The influence of mate value on women's desire for long and short-term mates: Implicit responses
Murray Millar, Shane Westfall & Aileen Lovitt
Personality and Individual Differences, 1 August 2018, Pages 36-40

Abstract:

This study examined the effects of mate-value on women's implicit desire for long and short-term mates. It was hypothesized that when social desirability effects were minimized that low mate-value women would have more positive associations with men available for short-term relationships compared to high mate-value women. To test this hypothesis, 144 women were presented with men available for either a long or a short-term relationship. The participants were asked to state their explicit response to the men, complete a procedure designed to measure their implicit responses to the men, and a measure of mate-value. As expected, high mate-value women had fewer positive implicit responses to men only available for short-term relations compared to low mate-value women. This effect disappeared when explicit responses were examined.

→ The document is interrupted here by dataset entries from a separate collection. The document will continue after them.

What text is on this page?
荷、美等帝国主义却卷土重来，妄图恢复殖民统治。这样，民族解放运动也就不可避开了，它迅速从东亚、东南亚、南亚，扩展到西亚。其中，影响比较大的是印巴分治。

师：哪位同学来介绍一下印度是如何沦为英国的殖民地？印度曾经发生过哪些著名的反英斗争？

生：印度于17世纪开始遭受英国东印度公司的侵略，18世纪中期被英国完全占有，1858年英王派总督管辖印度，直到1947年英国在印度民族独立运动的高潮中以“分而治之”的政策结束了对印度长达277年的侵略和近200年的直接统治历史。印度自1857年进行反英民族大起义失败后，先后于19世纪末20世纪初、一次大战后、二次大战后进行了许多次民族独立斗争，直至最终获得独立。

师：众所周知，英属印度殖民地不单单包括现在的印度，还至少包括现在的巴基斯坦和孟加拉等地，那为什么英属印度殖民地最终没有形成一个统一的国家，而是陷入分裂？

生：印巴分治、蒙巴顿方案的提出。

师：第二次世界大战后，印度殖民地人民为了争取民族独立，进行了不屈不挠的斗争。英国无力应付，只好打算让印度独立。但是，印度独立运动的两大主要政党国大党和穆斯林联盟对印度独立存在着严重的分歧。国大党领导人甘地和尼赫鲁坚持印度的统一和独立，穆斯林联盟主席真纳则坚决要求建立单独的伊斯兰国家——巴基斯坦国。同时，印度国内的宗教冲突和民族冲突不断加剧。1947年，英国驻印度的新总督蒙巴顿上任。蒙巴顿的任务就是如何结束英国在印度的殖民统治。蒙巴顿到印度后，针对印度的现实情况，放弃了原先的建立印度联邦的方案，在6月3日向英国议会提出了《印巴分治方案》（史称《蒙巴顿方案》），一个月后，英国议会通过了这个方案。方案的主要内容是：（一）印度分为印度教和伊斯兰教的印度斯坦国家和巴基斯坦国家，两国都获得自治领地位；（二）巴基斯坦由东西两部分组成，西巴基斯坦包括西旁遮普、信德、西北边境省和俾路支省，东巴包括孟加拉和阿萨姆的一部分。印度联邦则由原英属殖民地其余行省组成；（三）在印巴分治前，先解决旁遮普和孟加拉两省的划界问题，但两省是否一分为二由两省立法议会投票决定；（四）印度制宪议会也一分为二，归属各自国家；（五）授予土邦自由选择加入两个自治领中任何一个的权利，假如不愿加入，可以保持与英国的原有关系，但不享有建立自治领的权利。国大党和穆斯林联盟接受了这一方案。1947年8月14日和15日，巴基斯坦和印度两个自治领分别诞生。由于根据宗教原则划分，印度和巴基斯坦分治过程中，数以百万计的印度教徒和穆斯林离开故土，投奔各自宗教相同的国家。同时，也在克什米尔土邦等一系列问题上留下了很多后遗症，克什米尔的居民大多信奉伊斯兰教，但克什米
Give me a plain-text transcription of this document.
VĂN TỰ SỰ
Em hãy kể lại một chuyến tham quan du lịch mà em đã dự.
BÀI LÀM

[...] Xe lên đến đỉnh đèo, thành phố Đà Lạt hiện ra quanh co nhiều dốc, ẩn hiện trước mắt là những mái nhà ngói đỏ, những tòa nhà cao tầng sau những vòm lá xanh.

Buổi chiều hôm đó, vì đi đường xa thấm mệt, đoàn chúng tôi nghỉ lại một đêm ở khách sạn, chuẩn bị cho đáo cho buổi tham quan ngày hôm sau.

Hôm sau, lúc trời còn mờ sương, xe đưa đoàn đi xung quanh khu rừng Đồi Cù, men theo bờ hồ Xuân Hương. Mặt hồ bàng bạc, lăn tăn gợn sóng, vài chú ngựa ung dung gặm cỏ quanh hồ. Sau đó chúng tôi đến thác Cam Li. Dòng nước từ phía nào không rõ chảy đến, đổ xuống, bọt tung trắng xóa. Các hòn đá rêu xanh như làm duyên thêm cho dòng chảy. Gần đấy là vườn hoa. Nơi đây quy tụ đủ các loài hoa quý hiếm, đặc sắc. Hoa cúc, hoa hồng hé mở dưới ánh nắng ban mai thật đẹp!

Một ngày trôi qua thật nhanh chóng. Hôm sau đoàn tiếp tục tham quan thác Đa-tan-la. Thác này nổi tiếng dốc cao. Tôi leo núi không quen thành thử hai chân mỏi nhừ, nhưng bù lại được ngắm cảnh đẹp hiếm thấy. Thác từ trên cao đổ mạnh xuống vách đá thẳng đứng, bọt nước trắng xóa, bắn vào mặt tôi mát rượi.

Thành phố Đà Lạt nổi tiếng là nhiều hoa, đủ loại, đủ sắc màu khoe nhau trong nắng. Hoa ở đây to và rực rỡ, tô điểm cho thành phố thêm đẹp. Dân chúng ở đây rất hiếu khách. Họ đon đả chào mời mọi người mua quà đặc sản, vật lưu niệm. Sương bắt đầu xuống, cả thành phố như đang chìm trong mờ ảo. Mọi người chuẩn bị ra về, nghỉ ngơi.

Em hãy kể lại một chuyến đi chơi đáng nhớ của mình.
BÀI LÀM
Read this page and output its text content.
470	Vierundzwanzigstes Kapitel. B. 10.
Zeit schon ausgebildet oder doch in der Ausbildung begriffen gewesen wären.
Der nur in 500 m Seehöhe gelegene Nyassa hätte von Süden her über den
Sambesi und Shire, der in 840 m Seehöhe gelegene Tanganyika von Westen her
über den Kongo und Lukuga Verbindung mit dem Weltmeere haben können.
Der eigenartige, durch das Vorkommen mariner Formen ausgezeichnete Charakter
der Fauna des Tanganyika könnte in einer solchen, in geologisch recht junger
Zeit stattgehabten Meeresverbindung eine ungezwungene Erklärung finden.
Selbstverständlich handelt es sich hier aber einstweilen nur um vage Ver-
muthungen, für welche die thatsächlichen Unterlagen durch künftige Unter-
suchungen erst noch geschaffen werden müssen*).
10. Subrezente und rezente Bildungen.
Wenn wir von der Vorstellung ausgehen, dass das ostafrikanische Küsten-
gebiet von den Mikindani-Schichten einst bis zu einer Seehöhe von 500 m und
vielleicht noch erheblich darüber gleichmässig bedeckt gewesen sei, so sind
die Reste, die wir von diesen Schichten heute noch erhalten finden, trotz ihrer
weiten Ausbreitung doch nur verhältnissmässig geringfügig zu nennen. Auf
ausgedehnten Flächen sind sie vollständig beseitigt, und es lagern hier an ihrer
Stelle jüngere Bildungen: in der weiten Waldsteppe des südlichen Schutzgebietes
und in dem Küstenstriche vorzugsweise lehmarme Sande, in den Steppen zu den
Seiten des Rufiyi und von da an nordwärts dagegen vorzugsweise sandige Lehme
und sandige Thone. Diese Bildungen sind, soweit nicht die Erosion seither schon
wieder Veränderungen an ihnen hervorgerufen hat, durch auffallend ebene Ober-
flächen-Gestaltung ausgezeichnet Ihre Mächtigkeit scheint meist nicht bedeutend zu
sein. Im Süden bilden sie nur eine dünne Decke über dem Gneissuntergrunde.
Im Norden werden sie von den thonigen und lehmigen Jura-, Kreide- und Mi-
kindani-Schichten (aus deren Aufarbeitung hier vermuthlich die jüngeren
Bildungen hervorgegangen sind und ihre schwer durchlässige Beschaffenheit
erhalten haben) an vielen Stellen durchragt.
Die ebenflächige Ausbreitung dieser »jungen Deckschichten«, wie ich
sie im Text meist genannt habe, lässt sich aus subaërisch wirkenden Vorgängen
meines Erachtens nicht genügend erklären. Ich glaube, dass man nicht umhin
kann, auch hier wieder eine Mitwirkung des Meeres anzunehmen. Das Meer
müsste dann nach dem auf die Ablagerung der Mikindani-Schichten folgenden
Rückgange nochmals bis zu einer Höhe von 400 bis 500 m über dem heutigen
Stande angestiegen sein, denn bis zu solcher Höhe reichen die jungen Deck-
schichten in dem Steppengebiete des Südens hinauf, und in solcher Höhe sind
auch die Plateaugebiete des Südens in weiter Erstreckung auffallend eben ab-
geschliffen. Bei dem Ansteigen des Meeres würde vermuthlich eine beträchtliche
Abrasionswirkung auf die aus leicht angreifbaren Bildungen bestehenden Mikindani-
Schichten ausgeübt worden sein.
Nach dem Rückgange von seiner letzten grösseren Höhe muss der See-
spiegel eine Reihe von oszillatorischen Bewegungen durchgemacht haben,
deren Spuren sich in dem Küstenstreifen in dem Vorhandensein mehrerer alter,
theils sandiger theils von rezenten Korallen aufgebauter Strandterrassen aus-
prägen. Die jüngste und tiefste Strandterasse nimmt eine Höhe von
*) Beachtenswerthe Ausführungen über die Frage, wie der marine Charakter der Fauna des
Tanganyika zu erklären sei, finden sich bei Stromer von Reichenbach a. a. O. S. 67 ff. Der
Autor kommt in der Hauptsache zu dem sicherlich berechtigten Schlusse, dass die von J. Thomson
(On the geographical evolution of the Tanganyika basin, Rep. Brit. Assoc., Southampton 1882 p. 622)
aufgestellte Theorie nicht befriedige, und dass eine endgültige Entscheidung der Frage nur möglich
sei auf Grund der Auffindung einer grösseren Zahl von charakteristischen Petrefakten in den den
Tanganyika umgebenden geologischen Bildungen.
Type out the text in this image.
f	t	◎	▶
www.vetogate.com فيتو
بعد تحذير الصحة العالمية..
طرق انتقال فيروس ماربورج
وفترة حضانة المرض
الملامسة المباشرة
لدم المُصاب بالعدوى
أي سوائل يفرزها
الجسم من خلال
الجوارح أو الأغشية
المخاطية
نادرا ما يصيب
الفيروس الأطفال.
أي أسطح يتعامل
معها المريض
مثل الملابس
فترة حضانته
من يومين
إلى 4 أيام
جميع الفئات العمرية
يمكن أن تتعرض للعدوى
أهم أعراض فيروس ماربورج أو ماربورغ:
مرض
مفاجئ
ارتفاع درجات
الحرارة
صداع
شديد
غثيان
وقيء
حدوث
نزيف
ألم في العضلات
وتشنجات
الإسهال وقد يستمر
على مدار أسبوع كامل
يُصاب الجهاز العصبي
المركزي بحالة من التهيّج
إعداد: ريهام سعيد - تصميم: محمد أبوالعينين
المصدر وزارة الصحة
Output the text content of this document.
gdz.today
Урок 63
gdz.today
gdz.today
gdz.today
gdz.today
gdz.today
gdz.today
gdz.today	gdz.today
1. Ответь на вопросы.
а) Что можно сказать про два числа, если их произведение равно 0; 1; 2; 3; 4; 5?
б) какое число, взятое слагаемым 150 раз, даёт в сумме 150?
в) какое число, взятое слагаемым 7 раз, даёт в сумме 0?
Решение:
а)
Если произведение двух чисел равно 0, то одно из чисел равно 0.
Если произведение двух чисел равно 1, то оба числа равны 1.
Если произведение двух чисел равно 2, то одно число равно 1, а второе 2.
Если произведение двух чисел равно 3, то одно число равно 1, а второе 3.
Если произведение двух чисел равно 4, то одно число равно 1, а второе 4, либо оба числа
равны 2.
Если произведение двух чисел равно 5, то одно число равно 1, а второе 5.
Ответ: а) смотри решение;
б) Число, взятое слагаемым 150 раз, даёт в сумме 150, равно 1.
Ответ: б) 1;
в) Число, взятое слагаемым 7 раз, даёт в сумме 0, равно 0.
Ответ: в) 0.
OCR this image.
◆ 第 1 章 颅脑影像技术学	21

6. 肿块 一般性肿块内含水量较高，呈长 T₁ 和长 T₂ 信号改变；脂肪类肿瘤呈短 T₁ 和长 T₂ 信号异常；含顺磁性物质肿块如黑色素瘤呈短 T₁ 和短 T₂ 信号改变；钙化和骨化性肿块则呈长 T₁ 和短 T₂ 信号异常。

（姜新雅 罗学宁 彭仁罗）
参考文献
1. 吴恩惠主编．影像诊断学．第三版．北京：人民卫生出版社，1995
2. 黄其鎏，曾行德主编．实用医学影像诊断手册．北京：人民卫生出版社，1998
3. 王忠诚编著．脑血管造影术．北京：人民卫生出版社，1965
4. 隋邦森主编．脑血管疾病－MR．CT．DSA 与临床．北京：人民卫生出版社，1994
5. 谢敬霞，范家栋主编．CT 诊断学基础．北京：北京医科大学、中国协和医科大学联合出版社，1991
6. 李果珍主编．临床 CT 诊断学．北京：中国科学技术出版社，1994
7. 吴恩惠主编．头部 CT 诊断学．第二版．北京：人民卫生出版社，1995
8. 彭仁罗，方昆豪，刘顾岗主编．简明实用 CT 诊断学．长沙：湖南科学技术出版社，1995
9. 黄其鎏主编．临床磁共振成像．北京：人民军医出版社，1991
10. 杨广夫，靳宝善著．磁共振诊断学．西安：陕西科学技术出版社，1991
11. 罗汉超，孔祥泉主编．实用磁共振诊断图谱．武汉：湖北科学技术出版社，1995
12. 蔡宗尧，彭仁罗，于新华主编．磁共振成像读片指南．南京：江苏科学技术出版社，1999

The role of mating context and fecundability in women’s preferences for men’s facial masculinity and beardedness
Barnaby Dixson et al.
Psychoneuroendocrinology, July 2018, Pages 90-102

Abstract:

The ovulatory shift hypothesis proposes that women’s preferences for masculine physical and behavioral traits are greater at the peri-ovulatory period than at other points of the menstrual cycle. However, many previous studies used self-reported menstrual cycle data to estimate fecundability rather than confirming the peri-ovulatory phase hormonally. Here we report two studies and three analyses revisiting the ovulatory shift hypothesis with respect to both facial masculinity and beardedness. In Study 1, a large sample of female participants (N = 2,161) self-reported their cycle phase and provided ratings for faces varying in beardedness (clean-shaven, light stubble, heavy stubble, full beards) and masculinity (−50%, −25%, natural, +25% and +50%) in a between-subjects design. In Study 2, 68 women provided the same ratings data, in a within-subjects design in which fertility was confirmed via luteinising hormone (LH) tests and analysed categorically. In Study 2, we also measured salivary estradiol (E) and progesterone (P) at the low and high fertility phases of the menstrual cycle among 36 of these women and tested whether shifts in E, P or E:P ratios predicted face preferences. Preferences for facial masculinity and beardedness did not vary as predicted with fecundability in Study 1, or with respect to fertility as confirmed via LH in Study 2. However, consistent with the ovulatory shift hypothesis, increasing E (associated with cyclical increases in fecundability) predicted increases in preferences for relatively more masculine faces; while high P (associated with cyclical decreases in fecundability) predicted increases in preferences for relatively more feminine faces. We also found an interaction between E and preferences for facial masculinity and beardedness, such that stubble was more attractive on un-manipulated than more masculine faces among women with high E. We consider discrepancies between our findings and those of other recent studies and suggest that closer scrutiny of the stimuli used to measure masculinity preferences across studies may help account for the many conflicting findings that have recently appeared regarding cycle phase preference shifts for facial masculinity.